In silico designing of activator for human IGF2 protein for effective cardiovascular disease therapeutics

AbstractInsulin like growth factor-II (IGF2) is a member of IGF family, the main role of IGF2 is as a growth hormone during gestation or fetal development. Ischematic stroke, atherosclerosis and pathological cardiac hypertrophy are associated with low circulating levels of IGF2. 5-aza-2’-deoxycytidine increases the activity of IGF2, due to high toxicity of 5aza2’deoxycytidine, some silenced genes are also expressed that cause various cancer diseases. In the present study an in silico approach was used to design the potential activator for IGF2 without side effects to treat cardiovascular diseases. Ligand binding sites were predicted using CASTp for drug target. 361 ligand analogs for 5-aza-2’-deoxycytidine were identified through virtual screening from Ligand.Info database. Docking studies were performed using Schrodinger software (2010) generated 13 lead agonists for human IGF2. Docking complexes of 13 lead agonists and 5aza2’deoxycytidine with IGF2 were compared and four leads with better affinity, ADME properties and lower XPGscore than 5-aza-2’-deoxycytidine were proposed as potential activators.

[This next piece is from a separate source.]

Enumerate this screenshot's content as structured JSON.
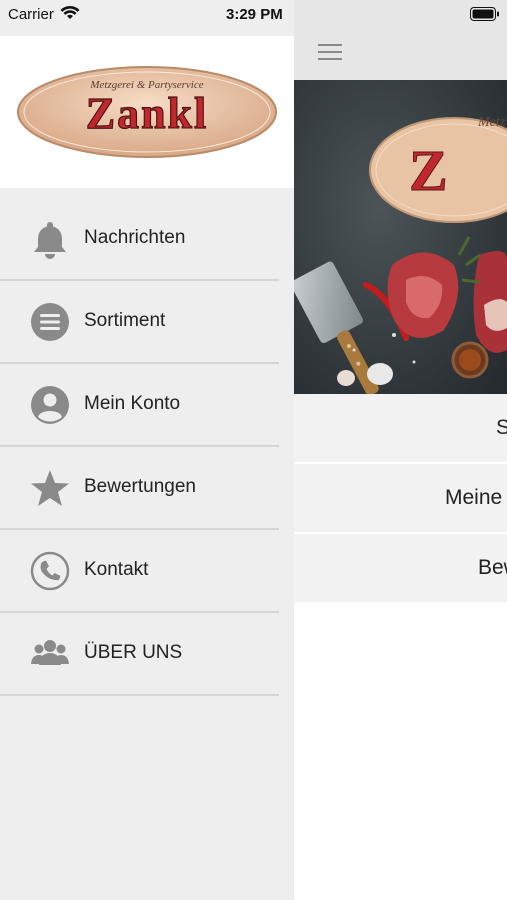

Lead‘1’ (mizoribine), the best ranked activator (XPG score -7.181) having good binding affinity, could be a better drug for cardiovascular diseases and it is forming three hydrogen bonds, two bonds with Thr-58 and one bond with Cys-60, and van der Waal interactions with the binding site residues of IGF2 such as Leu-13, Leu-17 Ile-42, Val-43, Cys-46, Leu-56 and Try -59. Mizoribine decreases the proliferation of vascular smooth muscle cells and the elevated levels of human IGF2 helps in cardiovascular therapies.